In [1]:
import numpy as np
import pandas as pd
%matplotlib inline

# Cleaning data in python


In [None]:
air_df = pd.read_csv('https://assets.datacamp.com/production/course_2023/datasets/airquality.csv')

In [None]:
air_df.head(5)

In [None]:
dob_df = pd.read_csv('https://assets.datacamp.com/production/course_2023/datasets/dob_job_application_filings_subset.csv')

In [None]:
dob_df.head()

 - Create a histogram of the 'Existing Zoning Sqft' column. Rotate the axis labels by 70 degrees and use a log scale for both axes.
 - Display the histogram using plt.show().

In [None]:
# Import matplotlib.pyplot
import matplotlib.pyplot as plt

# Plot the histogram
dob_df['Existing Zoning Sqft'].plot(kind='hist', rot=70, logx=True, logy=True)

# Display the histogram
plt.show()

While visualizing your data is a great way to understand it, keep in mind that no one technique is better than another. As you saw here, you still needed to look at the summary statistics to help understand your data better. You expected a large amount of counts on the left side of the plot because the 25th, 50th, and 75th percentiles have a value of 0. The plot shows us that there are barely any counts near the max value, signifying an outlier.

In [None]:
# Create the boxplot
dob_df.boxplot(column='initial_cost', by='Borough', rot=90)

# Display the plot
plt.show()

## Reshaping your data using melt
Melting data is the process of turning columns of your data into rows of data. Consider the DataFrames from the previous exercise. In the tidy DataFrame, the variables Ozone, Solar.R, Wind, and Temp each had their own column. If, however, you wanted these variables to be in rows instead, you could melt the DataFrame. In doing so, however, you would make the data untidy! This is important to keep in mind: Depending on how your data is represented, you will have to reshape it differently.
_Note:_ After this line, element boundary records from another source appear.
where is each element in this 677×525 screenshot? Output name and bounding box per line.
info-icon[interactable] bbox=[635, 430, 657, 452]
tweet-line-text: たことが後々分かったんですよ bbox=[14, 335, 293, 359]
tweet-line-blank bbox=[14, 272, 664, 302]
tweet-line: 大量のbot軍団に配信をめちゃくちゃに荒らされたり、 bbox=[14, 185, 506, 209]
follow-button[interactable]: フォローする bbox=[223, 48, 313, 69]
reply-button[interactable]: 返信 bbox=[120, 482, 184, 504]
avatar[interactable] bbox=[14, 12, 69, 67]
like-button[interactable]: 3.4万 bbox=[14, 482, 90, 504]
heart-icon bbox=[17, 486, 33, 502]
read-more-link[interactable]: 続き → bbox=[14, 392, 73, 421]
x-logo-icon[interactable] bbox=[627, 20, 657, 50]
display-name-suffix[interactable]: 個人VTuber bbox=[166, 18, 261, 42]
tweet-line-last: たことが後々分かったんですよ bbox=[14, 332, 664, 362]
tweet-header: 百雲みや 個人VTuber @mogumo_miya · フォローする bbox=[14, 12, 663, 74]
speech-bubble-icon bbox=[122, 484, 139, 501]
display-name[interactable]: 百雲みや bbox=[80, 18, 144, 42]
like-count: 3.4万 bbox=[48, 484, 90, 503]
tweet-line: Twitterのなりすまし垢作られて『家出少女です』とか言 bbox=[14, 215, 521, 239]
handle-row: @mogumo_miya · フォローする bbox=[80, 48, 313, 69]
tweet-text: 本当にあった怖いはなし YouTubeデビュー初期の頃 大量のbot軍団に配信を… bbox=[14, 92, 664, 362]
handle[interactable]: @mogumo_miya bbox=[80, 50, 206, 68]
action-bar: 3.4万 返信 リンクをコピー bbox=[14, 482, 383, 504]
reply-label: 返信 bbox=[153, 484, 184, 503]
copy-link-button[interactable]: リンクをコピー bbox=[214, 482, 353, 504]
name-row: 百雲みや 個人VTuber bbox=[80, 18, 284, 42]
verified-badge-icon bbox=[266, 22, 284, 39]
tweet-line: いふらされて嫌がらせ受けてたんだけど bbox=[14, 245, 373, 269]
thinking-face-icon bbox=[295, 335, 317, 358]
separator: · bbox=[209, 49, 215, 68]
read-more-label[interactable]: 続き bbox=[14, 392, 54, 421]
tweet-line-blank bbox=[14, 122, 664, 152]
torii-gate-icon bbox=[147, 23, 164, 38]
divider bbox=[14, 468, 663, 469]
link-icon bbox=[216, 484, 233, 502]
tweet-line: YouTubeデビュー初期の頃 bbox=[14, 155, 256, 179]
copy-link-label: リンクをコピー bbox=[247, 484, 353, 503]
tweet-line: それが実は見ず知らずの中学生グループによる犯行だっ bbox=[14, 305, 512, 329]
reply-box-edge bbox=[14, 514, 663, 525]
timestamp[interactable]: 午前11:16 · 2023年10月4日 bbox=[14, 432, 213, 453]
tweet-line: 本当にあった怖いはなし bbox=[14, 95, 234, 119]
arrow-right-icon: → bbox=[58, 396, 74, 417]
In this exercise, you will practice melting a DataFrame using pd.melt(). There are two parameters you should be aware of: id_vars and value_vars. The id_vars represent the columns of the data you do not want to melt (i.e., keep it in its current shape), while the value_vars represent the columns you do wish to melt into rows. By default, if no value_vars are provided, all columns not set in the id_vars will be melted. This could save a bit of typing, depending on the number of columns that need to be melted.

The (tidy) DataFrame airquality has been pre-loaded. Your job is to melt its Ozone, Solar.R, Wind, and Temp columns into rows. Later in this chapter, you'll learn how to bring this melted DataFrame back into a tidy form.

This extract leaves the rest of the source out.